Tuesday, November 23, 2021
Last week I posted some "back of the envelope" math on COVID, and of course ended up being wrong. And it might be interesting to hear where I made that error, because it is of some general relevance.
Based on infection numbers among vaccinated and unvaccinated people in one region of Germany, I calculated a number of high likely a vaccine is to protect you from infection. While I still believe that a vaccine offers some protection on any given day against infection, it turns out that this might not be relevant at all if you think of the long term. Think of it: In the long term, what is your chance to get infected at least once during your lifetime by the common flu? Obviously that number is very close to 100%, because regardless of how low your infection risk is on any given day, there are a lot of days in a lifetime. If the flu virus is everywhere, aka it is "endemic", sooner or later you catch it, even if you are living in a less populated area and don't go out much.
With COVID, and the delta variant, it pretty much is the same now. COVID has become endemic. Whatever social distancing you do, you can't lock yourself into a bubble forever. So, sooner or later you *will* catch COVID, regardless of whether you are vaccinated or not. So the only relevant number for protection from the vaccine is the British study that unvaccinated people are 32 times more likely to die than vaccinated.

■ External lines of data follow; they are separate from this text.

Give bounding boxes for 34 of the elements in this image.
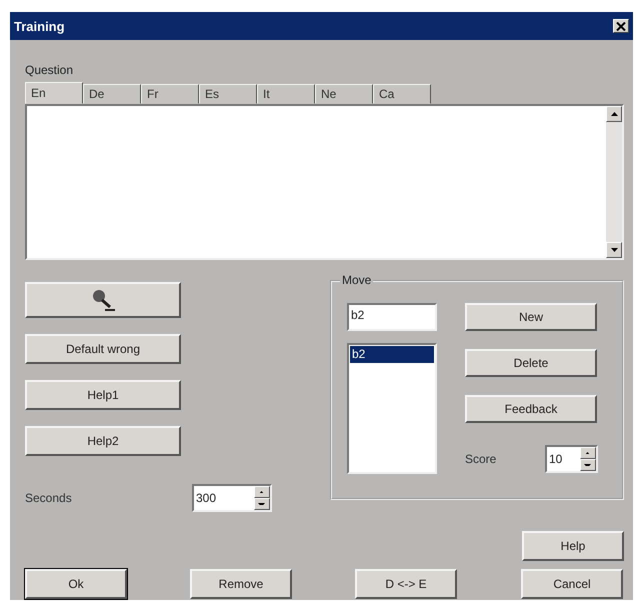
language-tab[interactable]: Ca [373,84,431,104]
dialog-button[interactable]: Ok [25,569,127,599]
question-label: Question [25,62,74,78]
seconds-label: Seconds [25,491,73,505]
move-action-button[interactable]: Delete [465,349,597,377]
score-label: Score [465,452,498,466]
seconds-spinner[interactable]: 300 [192,484,272,512]
side-button[interactable]: Help2 [25,426,181,456]
close-button[interactable] [613,19,629,33]
language-tab[interactable]: Es [199,84,257,104]
move-action-button[interactable]: Feedback [465,395,597,423]
dialog-button[interactable]: Remove [190,569,292,599]
side-button[interactable]: Default wrong [25,334,181,364]
move-action-button[interactable]: New [465,303,597,331]
help-button[interactable]: Help [522,531,624,561]
list-item[interactable]: b2 [350,346,434,363]
language-tab[interactable]: Fr [141,84,199,104]
move-input-field[interactable]: b2 [347,303,437,331]
language-tab[interactable]: Ne [315,84,373,104]
scroll-up-icon [610,112,618,116]
language-tab[interactable]: En [25,82,83,104]
side-button[interactable]: Help1 [25,380,181,410]
dialog-button[interactable]: Cancel [521,569,623,599]
window-title: Training [14,18,65,34]
microphone-button[interactable] [25,282,181,318]
scroll-down-icon [610,248,618,252]
dialog-button[interactable]: D <-> E [355,569,457,599]
scrollbar[interactable] [606,106,622,258]
language-tab[interactable]: De [83,84,141,104]
microphone-icon [90,288,116,312]
close-icon [616,22,626,30]
score-spinner[interactable]: 10 [545,445,598,473]
group-title: Move [340,273,374,287]
language-tab[interactable]: It [257,84,315,104]
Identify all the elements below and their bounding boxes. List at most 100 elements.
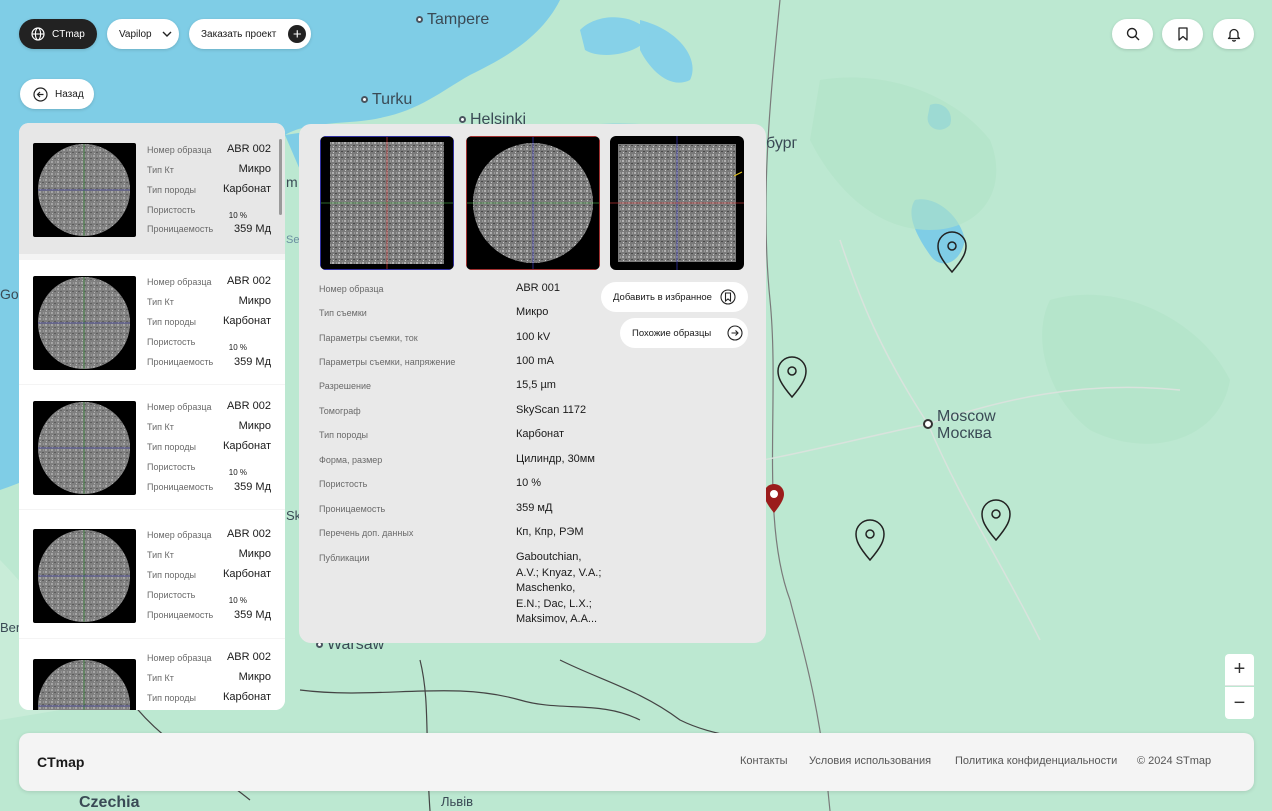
detail-value: Микро xyxy=(516,306,549,318)
sample-thumbnail xyxy=(33,529,136,623)
rock-type-value: Карбонат xyxy=(222,691,271,703)
footer-link-privacy[interactable]: Политика конфиденциальности xyxy=(955,755,1117,767)
porosity-label: Пористость xyxy=(147,462,196,472)
search-icon xyxy=(1126,27,1139,41)
publications-value: Gaboutchian, A.V.; Knyaz, V.A.; Maschenk… xyxy=(516,551,602,625)
permeability-label: Проницаемость xyxy=(147,610,214,620)
footer-link-contacts[interactable]: Контакты xyxy=(740,755,788,767)
brand-label: CTmap xyxy=(52,28,85,40)
minus-icon: − xyxy=(1233,691,1246,714)
ct-scan-3d-image[interactable] xyxy=(610,136,744,270)
sample-id-label: Номер образца xyxy=(147,653,212,663)
detail-label: Тип съемки xyxy=(319,308,367,318)
porosity-value: 10 % xyxy=(228,468,247,477)
detail-value: 100 mA xyxy=(516,355,554,367)
ct-type-value: Микро xyxy=(238,548,271,560)
zoom-in-button[interactable]: + xyxy=(1225,654,1254,686)
detail-label: Тип породы xyxy=(319,430,368,440)
rock-type-label: Тип породы xyxy=(147,570,196,580)
footer-copyright: © 2024 STmap xyxy=(1137,755,1212,767)
globe-icon xyxy=(31,27,45,41)
brand-button[interactable]: CTmap xyxy=(19,19,97,49)
add-to-favorites-button[interactable]: Добавить в избранное xyxy=(601,282,748,312)
ct-type-value: Микро xyxy=(238,163,271,175)
detail-label: Томограф xyxy=(319,406,361,416)
detail-label: Проницаемость xyxy=(319,504,386,514)
sample-thumbnail xyxy=(33,659,136,710)
porosity-value: 10 % xyxy=(228,343,247,352)
sample-id-value: ABR 002 xyxy=(226,651,271,663)
map-label: бург xyxy=(766,135,798,152)
porosity-label: Пористость xyxy=(147,205,196,215)
detail-value: SkyScan 1172 xyxy=(516,404,587,416)
map-label: Turku xyxy=(361,91,412,109)
permeability-value: 359 Мд xyxy=(234,609,271,621)
sample-card[interactable]: Номер образца ABR 002 Тип Кт Микро Тип п… xyxy=(19,385,285,509)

From the Economist's estimate of COVID's true death toll, we can estimate that the chance of an unvaccinated person to die from COVID is about 1 in 300. So the chance of a vaccinated person to die from COVID is about 1 in 10,000. In the USA that makes dying from COVID for an unvaccinated person as likely as dying from being shot, while dying from COVID for a vaccinated person is less likely than dying from sunstroke. Of course the lifetime chance of dying from COVID isn't very accurate, as we only have 2 years of data yet. The virus could still mutate to a more dangerous variant and increase the chance of death to be as likely as dying in a motor vehicle accident, 1 in 100. Or new treatments could reduce the likelihood of death.
Nothing of that changes my original message: Getting vaccinated increases your chance to survive COVID. The risk from the vaccine is significantly lower than the risk of not taking it. Big Bird is right, you should get vaccinated.